Deshalb gehe es um einen schrittweisen Umbau: Vielfalt bei den Baumarten, bei der Dimension der Bäume und bei den Bewirtschaftungskonzepten. Neben dichten kühlen Waldflächen könnten lichte warme Wälder Habitate für manche wärmeliebenden Insekten wie Schmetterlinge sein. Angesichts längerer Trockenphasen kämen neben einheimischen Bäume potenziell auch etwa Eichenarten aus dem Mittelmeerraum für den Wald der Zukunft in Deutschland in Betracht. „Es wird auch in Zukunft Wälder geben, aber es werden andere Wälder sein“, prognostiziert Hein.

Besonders viele Eicheln

Ein besonders Naturerlebnis bieten seinen Worten nach dieses Jahr die Eichen, die in einer Reihe von Bundesländern viele Früchte trügen.

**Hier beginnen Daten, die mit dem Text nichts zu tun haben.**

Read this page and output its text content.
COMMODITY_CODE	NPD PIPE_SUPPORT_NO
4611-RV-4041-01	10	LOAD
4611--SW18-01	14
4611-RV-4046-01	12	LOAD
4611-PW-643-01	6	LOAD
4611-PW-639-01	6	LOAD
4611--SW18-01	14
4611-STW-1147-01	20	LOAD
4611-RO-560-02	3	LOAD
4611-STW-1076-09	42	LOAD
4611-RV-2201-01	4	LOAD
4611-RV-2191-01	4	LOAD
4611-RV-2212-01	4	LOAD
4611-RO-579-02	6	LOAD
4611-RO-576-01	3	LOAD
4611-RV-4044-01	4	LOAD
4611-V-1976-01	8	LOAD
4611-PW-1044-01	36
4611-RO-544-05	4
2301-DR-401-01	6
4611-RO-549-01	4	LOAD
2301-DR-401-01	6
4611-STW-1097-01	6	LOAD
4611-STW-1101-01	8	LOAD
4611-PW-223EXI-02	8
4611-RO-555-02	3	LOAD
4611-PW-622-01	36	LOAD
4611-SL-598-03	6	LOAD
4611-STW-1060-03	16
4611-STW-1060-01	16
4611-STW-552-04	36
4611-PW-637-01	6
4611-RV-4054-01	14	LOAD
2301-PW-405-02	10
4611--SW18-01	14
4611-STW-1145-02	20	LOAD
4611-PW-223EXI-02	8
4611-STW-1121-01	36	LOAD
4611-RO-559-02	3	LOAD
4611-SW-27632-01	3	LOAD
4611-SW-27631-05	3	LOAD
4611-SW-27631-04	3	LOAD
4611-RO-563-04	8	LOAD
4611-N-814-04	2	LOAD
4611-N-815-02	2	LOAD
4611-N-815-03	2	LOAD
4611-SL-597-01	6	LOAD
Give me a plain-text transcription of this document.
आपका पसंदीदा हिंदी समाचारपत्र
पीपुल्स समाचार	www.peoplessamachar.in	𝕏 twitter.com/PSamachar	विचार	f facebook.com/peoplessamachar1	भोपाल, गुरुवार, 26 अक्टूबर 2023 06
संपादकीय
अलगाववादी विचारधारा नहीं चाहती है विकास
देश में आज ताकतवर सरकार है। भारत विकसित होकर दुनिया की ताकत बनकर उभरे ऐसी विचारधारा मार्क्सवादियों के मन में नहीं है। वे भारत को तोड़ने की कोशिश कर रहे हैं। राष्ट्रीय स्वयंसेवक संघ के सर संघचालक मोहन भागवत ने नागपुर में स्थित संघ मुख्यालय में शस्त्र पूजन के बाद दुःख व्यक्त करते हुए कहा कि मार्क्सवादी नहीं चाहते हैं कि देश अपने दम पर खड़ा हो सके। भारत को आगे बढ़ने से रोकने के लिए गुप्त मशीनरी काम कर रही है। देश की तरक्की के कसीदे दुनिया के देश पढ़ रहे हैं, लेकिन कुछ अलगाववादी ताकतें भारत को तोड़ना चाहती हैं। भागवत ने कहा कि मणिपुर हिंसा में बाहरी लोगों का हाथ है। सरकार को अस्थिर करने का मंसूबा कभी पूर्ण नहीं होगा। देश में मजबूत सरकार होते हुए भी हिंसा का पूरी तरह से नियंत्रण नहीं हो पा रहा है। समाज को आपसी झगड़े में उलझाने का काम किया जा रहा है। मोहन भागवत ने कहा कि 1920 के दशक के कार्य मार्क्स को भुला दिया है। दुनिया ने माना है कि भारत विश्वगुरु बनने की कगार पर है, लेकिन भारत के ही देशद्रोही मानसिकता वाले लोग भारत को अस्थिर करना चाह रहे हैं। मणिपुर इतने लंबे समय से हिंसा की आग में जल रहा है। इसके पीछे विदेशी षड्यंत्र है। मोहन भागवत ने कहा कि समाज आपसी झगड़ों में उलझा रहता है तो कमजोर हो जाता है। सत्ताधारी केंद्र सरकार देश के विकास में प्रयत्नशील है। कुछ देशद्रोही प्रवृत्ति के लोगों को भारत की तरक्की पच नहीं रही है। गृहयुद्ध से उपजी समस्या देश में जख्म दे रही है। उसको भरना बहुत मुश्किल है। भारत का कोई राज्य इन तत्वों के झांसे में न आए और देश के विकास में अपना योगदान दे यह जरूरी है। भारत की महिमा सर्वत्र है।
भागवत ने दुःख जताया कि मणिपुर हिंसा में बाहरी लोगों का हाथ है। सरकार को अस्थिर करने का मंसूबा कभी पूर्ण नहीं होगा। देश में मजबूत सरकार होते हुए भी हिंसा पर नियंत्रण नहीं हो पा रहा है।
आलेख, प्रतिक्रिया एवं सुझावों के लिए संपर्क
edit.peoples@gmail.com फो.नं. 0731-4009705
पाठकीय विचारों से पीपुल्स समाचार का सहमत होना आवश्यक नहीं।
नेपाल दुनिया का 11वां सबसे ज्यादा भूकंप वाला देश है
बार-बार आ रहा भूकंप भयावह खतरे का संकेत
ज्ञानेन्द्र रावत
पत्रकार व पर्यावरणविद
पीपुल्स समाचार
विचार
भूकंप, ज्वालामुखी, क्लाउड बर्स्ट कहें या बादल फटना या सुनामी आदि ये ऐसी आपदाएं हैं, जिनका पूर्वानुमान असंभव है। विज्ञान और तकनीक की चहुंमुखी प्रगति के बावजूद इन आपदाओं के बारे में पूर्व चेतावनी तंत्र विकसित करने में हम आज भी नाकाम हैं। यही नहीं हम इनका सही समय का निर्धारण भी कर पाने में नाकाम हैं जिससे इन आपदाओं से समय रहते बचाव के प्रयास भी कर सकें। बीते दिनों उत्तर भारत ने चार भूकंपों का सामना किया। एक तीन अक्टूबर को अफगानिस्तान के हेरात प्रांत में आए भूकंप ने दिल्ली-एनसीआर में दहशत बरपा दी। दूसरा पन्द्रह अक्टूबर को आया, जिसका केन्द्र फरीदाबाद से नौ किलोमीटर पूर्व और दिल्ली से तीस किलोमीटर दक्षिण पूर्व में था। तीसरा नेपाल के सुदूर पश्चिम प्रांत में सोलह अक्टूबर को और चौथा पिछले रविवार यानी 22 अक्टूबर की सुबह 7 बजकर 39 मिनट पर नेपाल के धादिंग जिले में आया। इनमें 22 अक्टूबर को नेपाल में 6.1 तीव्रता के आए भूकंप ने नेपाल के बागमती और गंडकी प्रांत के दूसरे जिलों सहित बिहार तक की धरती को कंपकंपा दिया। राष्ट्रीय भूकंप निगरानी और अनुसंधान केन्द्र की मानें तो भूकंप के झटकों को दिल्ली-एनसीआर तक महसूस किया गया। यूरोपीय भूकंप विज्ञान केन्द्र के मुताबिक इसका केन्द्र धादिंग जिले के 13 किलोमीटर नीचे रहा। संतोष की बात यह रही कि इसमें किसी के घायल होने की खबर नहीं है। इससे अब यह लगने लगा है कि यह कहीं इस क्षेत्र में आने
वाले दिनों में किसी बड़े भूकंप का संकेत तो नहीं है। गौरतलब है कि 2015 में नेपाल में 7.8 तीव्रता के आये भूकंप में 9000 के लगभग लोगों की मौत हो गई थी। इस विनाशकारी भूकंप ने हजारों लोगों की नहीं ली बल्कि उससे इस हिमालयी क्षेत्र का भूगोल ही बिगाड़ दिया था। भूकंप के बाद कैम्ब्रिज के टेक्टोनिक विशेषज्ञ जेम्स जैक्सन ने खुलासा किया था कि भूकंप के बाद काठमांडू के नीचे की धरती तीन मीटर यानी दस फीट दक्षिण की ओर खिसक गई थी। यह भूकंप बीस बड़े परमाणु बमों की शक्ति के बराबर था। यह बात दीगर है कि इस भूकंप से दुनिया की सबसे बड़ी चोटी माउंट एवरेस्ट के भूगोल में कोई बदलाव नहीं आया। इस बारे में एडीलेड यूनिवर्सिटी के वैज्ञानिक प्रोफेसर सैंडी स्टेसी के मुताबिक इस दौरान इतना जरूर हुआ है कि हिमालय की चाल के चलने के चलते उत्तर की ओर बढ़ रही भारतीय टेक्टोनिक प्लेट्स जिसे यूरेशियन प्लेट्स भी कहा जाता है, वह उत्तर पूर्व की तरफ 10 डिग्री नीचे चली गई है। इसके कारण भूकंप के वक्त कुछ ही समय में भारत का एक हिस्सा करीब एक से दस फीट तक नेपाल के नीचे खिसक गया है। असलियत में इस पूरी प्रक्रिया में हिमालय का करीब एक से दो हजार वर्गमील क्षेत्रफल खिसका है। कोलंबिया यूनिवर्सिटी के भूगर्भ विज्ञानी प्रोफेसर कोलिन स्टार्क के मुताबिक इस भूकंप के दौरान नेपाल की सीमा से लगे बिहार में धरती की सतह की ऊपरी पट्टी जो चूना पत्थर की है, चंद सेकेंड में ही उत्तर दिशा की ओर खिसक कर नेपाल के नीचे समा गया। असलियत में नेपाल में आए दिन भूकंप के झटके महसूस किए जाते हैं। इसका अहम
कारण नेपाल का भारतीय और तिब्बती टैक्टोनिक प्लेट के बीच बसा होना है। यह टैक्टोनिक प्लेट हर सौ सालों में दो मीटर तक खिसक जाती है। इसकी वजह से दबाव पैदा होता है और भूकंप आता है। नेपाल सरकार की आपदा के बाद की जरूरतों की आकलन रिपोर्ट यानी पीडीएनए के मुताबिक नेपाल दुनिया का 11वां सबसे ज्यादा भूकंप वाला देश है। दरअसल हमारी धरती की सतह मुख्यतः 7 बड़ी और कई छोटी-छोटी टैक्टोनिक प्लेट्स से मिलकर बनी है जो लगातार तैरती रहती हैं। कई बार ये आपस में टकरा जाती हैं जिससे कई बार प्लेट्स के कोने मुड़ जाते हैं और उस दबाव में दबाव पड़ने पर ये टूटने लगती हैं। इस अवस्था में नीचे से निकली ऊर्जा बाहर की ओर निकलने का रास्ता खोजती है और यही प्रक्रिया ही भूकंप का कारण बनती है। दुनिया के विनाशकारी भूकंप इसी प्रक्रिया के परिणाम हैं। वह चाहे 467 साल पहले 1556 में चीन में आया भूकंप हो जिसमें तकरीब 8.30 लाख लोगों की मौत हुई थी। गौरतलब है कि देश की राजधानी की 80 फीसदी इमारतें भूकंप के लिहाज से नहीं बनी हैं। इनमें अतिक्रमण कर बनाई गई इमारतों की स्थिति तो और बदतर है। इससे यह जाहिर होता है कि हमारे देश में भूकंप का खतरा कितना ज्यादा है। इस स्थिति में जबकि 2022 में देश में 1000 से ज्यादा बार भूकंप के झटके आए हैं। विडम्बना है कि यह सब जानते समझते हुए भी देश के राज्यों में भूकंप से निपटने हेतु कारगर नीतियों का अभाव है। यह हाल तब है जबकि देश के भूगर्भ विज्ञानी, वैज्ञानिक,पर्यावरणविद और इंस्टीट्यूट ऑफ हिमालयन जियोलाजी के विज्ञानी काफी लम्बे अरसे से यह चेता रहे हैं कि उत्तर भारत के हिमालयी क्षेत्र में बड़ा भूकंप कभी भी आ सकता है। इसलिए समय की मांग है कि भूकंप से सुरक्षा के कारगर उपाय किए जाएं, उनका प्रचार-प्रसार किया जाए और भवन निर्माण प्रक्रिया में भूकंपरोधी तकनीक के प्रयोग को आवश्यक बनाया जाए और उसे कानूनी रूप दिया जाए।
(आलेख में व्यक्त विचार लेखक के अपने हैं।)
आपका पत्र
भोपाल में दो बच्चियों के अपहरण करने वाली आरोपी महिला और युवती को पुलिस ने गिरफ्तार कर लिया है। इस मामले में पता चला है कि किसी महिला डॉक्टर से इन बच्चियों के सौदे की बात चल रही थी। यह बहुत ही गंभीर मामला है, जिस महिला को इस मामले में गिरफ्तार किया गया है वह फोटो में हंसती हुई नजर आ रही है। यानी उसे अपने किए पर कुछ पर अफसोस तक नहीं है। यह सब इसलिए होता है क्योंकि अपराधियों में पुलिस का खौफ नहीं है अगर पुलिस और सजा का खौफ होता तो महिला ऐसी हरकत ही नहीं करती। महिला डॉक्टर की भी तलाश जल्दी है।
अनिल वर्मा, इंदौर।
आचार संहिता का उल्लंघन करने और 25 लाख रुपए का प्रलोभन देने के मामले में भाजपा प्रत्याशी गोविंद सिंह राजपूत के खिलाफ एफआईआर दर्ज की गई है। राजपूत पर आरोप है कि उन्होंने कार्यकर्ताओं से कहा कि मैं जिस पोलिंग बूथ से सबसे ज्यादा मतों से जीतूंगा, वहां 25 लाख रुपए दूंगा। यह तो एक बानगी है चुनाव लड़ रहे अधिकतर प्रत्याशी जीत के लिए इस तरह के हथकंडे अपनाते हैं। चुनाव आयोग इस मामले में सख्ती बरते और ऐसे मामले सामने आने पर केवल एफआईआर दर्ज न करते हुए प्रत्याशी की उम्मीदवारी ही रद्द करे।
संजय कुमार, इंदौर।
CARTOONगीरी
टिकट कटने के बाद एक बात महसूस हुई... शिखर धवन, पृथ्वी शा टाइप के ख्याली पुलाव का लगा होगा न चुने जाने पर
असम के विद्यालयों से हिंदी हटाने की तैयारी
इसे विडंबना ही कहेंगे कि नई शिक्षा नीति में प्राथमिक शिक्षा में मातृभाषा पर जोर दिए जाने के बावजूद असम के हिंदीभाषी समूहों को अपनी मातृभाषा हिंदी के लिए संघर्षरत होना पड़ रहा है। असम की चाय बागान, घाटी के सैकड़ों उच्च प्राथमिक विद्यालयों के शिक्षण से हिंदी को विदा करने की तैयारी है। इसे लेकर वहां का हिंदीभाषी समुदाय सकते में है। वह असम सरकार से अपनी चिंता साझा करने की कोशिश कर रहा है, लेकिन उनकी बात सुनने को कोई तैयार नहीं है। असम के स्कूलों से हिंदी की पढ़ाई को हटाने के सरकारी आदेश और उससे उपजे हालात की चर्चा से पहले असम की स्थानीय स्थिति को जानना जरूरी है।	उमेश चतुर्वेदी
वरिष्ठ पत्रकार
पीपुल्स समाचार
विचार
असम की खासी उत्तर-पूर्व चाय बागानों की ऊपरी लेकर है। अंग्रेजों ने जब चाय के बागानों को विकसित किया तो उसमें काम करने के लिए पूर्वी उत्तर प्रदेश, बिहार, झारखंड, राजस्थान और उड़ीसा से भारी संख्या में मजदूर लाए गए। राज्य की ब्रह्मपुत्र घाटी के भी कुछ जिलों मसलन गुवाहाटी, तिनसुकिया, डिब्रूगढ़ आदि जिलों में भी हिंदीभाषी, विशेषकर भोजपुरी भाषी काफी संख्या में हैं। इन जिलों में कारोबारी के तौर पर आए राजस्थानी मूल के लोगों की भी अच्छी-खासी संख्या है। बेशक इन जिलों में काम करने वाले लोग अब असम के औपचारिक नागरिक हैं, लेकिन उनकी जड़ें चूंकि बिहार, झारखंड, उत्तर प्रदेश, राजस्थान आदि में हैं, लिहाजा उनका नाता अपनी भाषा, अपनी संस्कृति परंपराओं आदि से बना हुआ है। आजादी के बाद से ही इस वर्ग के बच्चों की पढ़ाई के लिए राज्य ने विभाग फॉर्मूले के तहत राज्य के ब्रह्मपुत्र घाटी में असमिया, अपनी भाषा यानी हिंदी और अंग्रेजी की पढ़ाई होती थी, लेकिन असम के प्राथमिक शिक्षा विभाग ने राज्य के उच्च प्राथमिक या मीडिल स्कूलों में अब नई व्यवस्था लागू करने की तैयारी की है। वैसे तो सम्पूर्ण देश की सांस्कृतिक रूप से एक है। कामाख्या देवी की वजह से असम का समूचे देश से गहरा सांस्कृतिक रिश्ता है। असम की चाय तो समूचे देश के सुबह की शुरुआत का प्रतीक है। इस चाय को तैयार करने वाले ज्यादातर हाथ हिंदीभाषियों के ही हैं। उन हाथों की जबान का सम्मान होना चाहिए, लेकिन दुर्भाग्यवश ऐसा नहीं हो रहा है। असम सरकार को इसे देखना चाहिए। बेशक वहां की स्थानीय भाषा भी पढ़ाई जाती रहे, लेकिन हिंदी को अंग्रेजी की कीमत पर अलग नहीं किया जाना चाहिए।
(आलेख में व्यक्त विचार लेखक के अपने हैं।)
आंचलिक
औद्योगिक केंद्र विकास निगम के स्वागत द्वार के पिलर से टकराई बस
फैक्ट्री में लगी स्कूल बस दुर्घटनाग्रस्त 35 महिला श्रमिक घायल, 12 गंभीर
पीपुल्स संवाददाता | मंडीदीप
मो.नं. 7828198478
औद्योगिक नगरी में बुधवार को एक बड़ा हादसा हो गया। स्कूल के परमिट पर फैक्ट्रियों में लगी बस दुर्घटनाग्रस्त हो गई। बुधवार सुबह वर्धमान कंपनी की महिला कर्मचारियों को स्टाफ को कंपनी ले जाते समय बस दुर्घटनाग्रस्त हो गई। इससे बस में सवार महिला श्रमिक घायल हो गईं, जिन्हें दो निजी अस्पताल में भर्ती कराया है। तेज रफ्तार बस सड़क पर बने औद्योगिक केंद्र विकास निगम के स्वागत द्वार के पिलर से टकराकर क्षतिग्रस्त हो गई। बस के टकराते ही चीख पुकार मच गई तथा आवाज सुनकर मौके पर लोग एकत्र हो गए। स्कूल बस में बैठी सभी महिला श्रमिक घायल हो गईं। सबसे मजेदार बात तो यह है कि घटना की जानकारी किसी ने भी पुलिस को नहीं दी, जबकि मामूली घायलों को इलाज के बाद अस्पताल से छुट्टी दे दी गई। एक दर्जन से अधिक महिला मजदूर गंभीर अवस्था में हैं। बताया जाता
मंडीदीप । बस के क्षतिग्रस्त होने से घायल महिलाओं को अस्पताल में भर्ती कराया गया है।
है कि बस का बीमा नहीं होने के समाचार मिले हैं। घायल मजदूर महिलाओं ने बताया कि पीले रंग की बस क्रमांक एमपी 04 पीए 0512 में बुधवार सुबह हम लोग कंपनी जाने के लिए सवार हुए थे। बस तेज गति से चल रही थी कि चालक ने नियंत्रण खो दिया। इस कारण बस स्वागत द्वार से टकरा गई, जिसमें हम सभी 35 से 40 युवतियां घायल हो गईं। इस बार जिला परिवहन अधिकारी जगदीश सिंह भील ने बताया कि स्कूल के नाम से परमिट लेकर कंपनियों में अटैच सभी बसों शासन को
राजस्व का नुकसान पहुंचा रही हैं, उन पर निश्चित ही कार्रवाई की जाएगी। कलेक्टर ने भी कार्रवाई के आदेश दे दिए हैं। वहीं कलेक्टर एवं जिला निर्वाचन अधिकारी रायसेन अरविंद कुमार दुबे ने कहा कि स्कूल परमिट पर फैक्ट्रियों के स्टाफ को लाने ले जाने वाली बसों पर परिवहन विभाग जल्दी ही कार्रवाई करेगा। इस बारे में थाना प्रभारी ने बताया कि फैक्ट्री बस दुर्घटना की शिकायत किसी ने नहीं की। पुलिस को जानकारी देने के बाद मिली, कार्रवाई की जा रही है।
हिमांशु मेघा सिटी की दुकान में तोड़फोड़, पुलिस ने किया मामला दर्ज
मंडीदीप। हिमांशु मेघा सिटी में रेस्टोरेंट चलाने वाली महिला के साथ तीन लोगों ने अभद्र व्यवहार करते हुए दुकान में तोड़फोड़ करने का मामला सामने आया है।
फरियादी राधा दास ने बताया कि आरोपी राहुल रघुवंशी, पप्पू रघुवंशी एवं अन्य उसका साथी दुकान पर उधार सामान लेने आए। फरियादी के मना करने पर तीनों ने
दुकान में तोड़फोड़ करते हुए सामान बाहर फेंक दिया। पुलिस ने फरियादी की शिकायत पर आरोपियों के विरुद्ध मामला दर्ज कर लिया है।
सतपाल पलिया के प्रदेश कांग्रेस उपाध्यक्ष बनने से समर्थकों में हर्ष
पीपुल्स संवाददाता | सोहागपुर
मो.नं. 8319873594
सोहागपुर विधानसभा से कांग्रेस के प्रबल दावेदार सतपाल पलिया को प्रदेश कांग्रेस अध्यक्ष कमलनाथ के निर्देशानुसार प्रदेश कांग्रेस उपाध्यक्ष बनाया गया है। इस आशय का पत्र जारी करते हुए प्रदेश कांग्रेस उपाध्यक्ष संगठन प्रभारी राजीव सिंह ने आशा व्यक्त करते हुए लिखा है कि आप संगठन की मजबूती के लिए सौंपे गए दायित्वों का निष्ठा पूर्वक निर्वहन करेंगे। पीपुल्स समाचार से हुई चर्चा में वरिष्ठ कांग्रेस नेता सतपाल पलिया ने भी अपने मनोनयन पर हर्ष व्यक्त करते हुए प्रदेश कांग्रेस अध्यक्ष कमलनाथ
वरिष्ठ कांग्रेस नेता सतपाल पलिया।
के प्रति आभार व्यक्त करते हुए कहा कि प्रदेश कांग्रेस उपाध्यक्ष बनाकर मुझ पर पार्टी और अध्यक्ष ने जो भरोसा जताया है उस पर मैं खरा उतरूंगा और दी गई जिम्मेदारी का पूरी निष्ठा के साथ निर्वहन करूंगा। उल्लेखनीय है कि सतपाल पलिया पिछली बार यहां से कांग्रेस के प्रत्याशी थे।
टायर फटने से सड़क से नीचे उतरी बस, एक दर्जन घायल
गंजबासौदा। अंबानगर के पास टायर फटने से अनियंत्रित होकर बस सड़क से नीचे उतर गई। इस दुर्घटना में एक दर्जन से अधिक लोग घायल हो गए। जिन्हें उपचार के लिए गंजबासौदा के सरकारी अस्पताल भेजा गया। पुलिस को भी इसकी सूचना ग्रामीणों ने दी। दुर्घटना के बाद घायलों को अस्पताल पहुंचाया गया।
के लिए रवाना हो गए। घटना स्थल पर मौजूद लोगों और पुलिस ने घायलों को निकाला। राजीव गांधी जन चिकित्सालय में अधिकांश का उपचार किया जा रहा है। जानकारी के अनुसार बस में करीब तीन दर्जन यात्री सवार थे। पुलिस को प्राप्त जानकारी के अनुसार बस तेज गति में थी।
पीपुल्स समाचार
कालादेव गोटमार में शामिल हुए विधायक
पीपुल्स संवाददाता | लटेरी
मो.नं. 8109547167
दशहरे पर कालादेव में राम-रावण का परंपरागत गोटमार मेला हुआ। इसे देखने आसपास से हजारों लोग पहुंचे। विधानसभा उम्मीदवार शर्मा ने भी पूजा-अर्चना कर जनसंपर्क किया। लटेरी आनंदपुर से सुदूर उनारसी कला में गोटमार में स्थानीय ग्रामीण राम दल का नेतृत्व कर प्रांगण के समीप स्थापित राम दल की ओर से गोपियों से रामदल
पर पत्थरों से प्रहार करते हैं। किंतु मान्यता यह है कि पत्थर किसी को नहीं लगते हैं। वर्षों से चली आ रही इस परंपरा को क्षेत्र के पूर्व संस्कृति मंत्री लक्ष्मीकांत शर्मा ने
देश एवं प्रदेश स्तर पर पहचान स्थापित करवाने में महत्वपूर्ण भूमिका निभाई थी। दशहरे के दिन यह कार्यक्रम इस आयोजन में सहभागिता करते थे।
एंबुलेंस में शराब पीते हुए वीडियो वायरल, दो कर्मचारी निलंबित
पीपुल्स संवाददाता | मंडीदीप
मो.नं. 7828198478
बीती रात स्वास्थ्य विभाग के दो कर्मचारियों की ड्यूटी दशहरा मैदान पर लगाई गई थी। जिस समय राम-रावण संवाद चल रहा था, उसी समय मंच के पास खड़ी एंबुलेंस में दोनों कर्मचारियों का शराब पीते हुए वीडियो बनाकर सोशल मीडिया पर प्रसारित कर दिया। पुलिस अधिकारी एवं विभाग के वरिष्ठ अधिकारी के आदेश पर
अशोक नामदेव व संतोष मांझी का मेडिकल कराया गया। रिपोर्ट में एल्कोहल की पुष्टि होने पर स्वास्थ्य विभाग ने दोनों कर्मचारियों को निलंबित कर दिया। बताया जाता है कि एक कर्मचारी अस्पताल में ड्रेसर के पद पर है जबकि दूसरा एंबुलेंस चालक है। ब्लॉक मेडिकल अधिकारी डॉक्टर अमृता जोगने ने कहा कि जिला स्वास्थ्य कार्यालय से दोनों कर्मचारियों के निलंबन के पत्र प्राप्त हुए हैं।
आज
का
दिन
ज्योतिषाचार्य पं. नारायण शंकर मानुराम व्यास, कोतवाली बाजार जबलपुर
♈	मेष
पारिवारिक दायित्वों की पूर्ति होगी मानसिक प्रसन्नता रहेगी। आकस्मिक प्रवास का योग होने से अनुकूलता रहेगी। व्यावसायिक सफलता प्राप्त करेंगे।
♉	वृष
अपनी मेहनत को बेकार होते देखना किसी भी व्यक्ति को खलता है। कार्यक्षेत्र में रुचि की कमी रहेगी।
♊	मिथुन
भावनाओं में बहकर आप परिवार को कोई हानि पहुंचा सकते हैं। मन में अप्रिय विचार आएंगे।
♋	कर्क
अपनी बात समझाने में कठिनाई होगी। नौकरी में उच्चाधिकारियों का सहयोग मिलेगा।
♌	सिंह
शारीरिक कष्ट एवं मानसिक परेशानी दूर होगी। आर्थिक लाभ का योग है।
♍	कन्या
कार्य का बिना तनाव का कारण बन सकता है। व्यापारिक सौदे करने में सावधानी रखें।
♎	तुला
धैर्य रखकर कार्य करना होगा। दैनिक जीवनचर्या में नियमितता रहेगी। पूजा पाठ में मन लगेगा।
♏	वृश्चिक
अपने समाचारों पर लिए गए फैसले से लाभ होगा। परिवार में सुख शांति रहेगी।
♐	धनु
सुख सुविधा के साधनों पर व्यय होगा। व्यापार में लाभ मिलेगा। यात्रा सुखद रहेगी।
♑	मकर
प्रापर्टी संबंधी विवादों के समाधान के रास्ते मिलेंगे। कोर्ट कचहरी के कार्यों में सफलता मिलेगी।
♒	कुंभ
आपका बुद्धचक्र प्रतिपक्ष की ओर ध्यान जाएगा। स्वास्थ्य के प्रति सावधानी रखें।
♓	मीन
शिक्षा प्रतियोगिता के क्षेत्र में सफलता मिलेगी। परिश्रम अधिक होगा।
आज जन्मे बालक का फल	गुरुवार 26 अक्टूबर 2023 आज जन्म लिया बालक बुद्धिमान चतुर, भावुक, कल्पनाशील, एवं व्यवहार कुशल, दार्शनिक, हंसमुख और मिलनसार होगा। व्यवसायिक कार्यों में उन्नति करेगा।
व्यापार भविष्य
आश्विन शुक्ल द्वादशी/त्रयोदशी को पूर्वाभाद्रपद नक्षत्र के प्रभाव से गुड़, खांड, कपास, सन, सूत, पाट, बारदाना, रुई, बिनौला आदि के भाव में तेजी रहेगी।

So ein Maximum komme im Schnitt nur alle fünf bis sechs Jahre vor. „Wenn die Eicheln Anfang bis Mitte November herunterfallen und dabei auf die Blätter darunter klatschen, ist das ein richtiges Konzert.“ Hein verweist auf die Tradition des Eichelsammelns, etwa im Spessart in Bayern. An der Wiederbewaldung wirken so viele Familien in der Region mit.